How Far Can Your Employees Go to Help Customers?

If you’ve flown somewhere recently, there’s a decent chance you may have experienced some type of frustration: plane delay; ticket mix-up; unwanted intimacy with a TSA agent, etc. But this story about Jet Blue shows how far they’re willing to empower — and trust — their employees to make passengers happy. While you wouldn’t want one of your staffers to go spending $160,000 without a great deal of deliberation, it does beg the question: How much autonomy does your staff have, and is it enough?

CEOs: look around at the people in your organization and answer me this: how fearful are they?

On a scale of professional courage, with Terrified at 1 and Reckless at 5, where do most of your people fall? Are they 4, Brave? Are they 2, Timid?

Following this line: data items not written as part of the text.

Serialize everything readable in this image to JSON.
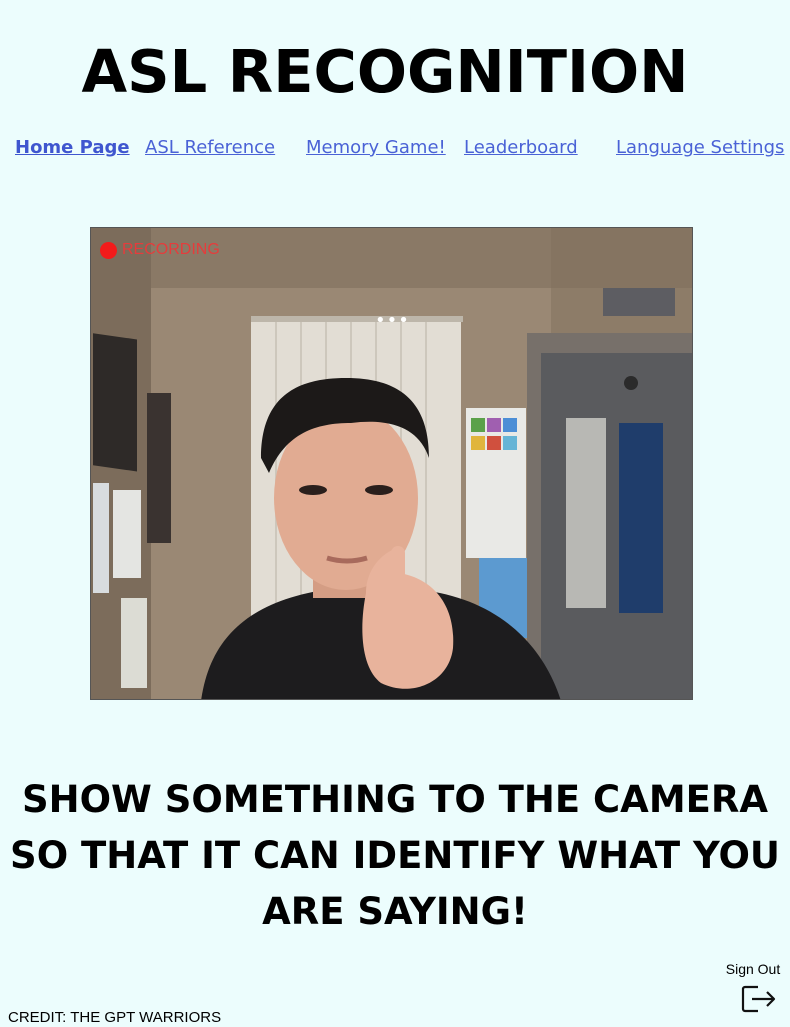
{
  "app": {
    "title": "ASL RECOGNITION"
  },
  "nav": {
    "items": [
      {
        "label": "Home Page",
        "active": true
      },
      {
        "label": "ASL Reference",
        "active": false
      },
      {
        "label": "Memory Game!",
        "active": false
      },
      {
        "label": "Leaderboard",
        "active": false
      },
      {
        "label": "Language Settings",
        "active": false
      }
    ]
  },
  "camera": {
    "status_label": "RECORDING",
    "status_color": "#f21b1b",
    "menu_icon": "more-horizontal-icon"
  },
  "prompt": {
    "lines": [
      "SHOW SOMETHING TO THE CAMERA",
      "SO THAT IT CAN IDENTIFY WHAT YOU",
      "ARE SAYING!"
    ]
  },
  "footer": {
    "credit": "CREDIT: THE GPT WARRIORS",
    "sign_out_label": "Sign Out",
    "sign_out_icon": "log-out-icon"
  },
  "colors": {
    "background": "#ecfdfd",
    "link": "#4a62d6",
    "recording": "#e53c3c"
  }
}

Leaders often tell me, "I wish my people were more entrepreneurial!" It makes me wonder. If you’re a leader, ask yourself this: how committed are you to your people really, truly taking risks and sometimes (often?) falling flat on their faces? What happens to them when they do get it wrong?

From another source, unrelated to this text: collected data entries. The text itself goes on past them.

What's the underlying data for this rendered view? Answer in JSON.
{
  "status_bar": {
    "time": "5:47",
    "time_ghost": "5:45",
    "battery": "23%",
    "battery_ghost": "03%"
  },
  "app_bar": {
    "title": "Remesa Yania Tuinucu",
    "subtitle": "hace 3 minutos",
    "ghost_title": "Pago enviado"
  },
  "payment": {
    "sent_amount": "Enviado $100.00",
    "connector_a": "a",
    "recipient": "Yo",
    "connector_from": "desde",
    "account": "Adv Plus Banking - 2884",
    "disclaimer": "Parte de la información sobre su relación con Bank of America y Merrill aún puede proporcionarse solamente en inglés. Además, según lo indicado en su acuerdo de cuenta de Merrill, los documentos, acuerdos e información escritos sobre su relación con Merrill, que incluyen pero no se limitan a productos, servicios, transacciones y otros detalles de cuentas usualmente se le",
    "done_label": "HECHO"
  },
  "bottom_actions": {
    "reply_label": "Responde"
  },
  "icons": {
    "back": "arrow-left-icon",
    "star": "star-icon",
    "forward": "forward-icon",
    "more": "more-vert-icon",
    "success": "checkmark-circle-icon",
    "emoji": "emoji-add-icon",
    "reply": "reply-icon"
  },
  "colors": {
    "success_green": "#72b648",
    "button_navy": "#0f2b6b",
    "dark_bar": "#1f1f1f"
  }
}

In its infancy, Jet Blue faced a powerful test of its culture. In theory, in training, in branding, CEO David Neeleman told his staff and the world, my people have the latitude to make grown-up decisions on the spot in order to serve our customers.

Sure enough, not long into operations, one of its planes was grounded by weather in another city, and an entire flight full of passengers was in danger of being bumped. No worries, though! Taking his training at face-value, a ticket agent solved this potential brand-basher the best way he could think of. He walked down the counter to his competition and bought tickets on the next flight for every one of his passengers. To the tune of $160,000.

Stop right there. What would your company do if one of its front-line employees made a decision on his own to spend $160,000 of your company’s funds? Seriously. I think we all know the answer.